I find since deactivating my account, I don’t drink as much during the week. Maybe it was my excuse to ‘play up’ online. I mean to say, act like a 2yo and make people smile. I’m not as funny sober, trust me, I tried it. I ensured I was drinking low carb, ‘healthy’, cider. It was 1 WW point! How can it be bad for me……………? How can something that makes you feel SO good, be unhealthy?!
Anywho, I decided, after my ‘fat’ work pants popped a seam, I should weight myself. I’ve been a little scared to do so in recent times. I have always been told by my friends,
‘It doesn’t matter about your weight.’
‘It’s just a number.’
‘You should always go by how your clothes feel.’
‘You’re gorgeous the way you are’
I love my friends with all my heart, and I KNOW they’re incredibly supportive and love me in return. There comes a point when you have to grow up and make decisions yourself. Never will I forget their advice, nor will I ignore it.

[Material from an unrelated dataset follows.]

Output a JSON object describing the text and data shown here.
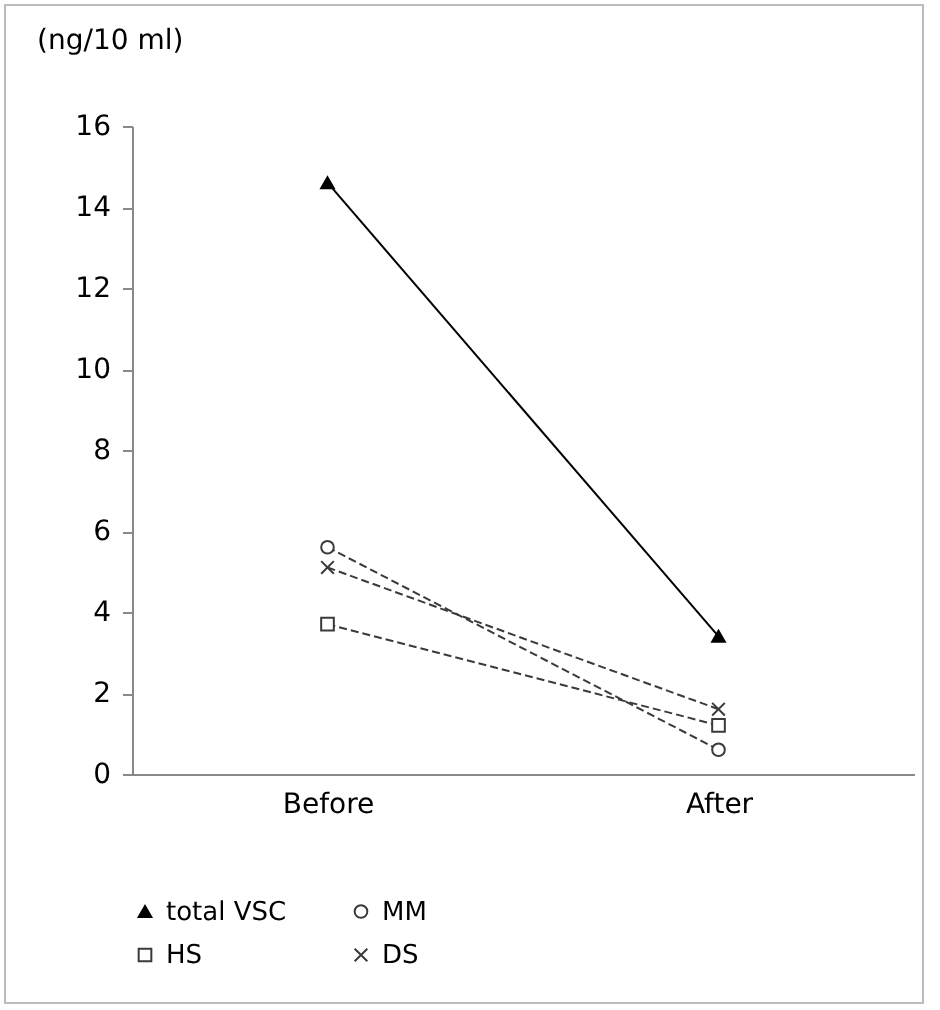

Yeah I feel fat, but I don’t want to know HOW fat I am. Do I!? Apparently I do. With a groan, I step onto the tear creating box. The number go up.. and up.. and up.. How can there be such a high number on my tear box?! I’m sure it got it’s 9′s and 6′s mixed up.. I can’t honestly be that… I hop off and try it again.. because the first lot of tears weren’t enough to discourage me from making it official… There it was.. In all it’s glory….. 99.6 kgs or 219 lbs 9oz. Yes I am NOT rounding it up.. hells no!
I can do this. I have an amazing thinspiration in my sister. Starting at 117 kgs she’s lost an INCREDIBLE 27.4 kgs from April this year. Leigh weighed in at 89.6 kgs in her most recent weigh in. See.. Thinspiration. I’ll see if she’ll let me post pictures of her progress..
Anyway.. I started last Monday, I continue my weekly weigh in tomorrow.